Investment and Innovation - An election specialPosted on September 11, 2017 in Intellectual Property , Commercial (Tags: Innovation, Business, Election)
Investment and innovation and new technologies is critical to the economic survival of the lower South Island. Given the challenges to traditional businesses relying on manufacturing and products which need to be transported to target markets, new technologies will enable us to grow a business hub which utilises the wealth of knowledge and talent already based in Dunedin and surrounding areas without facing the challenges that being distant from the target market brings. A few weeeks out from the election, it is useful to look at what each of the major political parties is proposing by way of policies which would benefit the technology and innovation sector. The summary below is taken from each party's own policy statement found on their website and recently their commentary on available policies.
The National Party
The National Party has identified innovation as one of six critical areas in its Business Growth Agenda. The National Party has already increased investment in science and innovation in its 2017 budget, adding $256 million of new funding over four years. It has also invested a further $74.6 million in the 2017 budget to increase the fund for Callaghan Innovation Growth Grants.
The Labour Party
The Labour Party intends to create a young entrepreneurs plan to allow a small number of smart and innovative New Zealanders to cash in their three free years of education for a start-up business grant, training and a business mentor. Any New Zealander aged 18 to 23 can apply for up to $20,000 to start a new business based on an innovative idea. Labour also proposes an increase in public science spending to link New Zealand to the OECD average over time. It also intends to strengthen innovation through a 12.5% R&D tax credit. Most importantly for Dunedin and the lower South Island, Labour intends to set up a Centre of Digital Excellence in Dunedin to build on existing gaming and digital businesses in existing academic centres. This would involve setting up a new Chair of Computer Gaming at Otago University, accelerating existing digital start-ups with an incubator space that includes a motion-capture studio, access to publishing software and mentorship programmes and establishing a funding pool administered by private industry aimed at attracting young talent to the industry with post-school digital pathways and scholarships.
New Zealand First
New Zealand First's policy is predicated on providing greater access to telecommunications infrastructure for all companies in the New Zealand markets. It also proposes through their various funding methods in tertiary education to target graduate and post-graduate students in science and technology fields. It would also provide tax incentives for businesses to engage in research and development leading to innovation and export growth, provide lower cost intellectual property protection for New Zealand-based innovators, provide and encourage venture capital resources for New Zealand innovations and provide assistance in the marketing of new or innovative products.
The Opportunities Party
TOP's taxation policy will encourage productive investment which should see business R&D levels rise over time. In the short term it wants to prime the R&D effort with Government investment. Its focus is to move away from reliance on property to creating new and sustainable ways to make money.
The Green Party
The Greens generally wish to significantly increase total investment in research, science and technology and reduce organisational complexity, transaction costs and overheads associated with funding decisions in research delivery. Their emphasis is on development of ethically acceptable technology through grant schemes, provision of information, financial incentives for the adoption of new technologies and encouraging the use of open source software. They support agricultural and horticultural advancements without patenting of life forms and the development of genetic technologies based on ethical screening. They wish to work with industry to develop a research and design industry to encourage graduates to stay here, and also to improve the availability of venture and seed capital for local software companies.
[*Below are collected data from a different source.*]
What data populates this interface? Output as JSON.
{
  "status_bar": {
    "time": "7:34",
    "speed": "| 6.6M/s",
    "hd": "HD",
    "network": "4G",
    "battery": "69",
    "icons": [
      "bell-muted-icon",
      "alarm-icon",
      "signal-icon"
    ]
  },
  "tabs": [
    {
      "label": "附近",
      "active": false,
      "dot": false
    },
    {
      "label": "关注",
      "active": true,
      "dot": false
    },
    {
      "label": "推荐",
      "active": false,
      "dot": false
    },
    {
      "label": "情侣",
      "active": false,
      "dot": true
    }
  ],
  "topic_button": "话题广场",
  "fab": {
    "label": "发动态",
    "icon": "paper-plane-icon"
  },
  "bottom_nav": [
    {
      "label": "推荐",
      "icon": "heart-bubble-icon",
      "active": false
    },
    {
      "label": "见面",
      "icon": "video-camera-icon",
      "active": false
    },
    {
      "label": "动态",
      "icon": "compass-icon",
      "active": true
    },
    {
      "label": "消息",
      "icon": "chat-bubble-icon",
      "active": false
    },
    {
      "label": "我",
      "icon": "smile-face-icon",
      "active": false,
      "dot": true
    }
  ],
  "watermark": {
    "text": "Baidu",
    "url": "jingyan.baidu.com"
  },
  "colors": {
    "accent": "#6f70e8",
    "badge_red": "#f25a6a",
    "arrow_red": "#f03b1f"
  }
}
The Maori Party will provide a priority investment fund for Maori research and development and will promote collaboration between Maori entrepreneurs and scientists and innovators to improve opportunities, jobs and income. The Maori Party will also create and resource a real and virtual incubation hub for Hapu and Iwi to test the economic viability of new ideas on the local and global market and to mentor all researchers.
Act opposes subsidies and grants for R&D. Instead they prefer to cut corporate tax to allow all businesses to keep more of their profits and re-invest in R&D or any other form of innovation.
In summary, the only party which doesn't have any specific policy targeted at increasing investment in the innovation sector is Act which prefers to leave it to the free market by cutting taxes.
Sally Peart is a partner in Marks & Worth Lawyers and IP Specialists and advises businesses on a wide range of commercial and intellectual property law issues.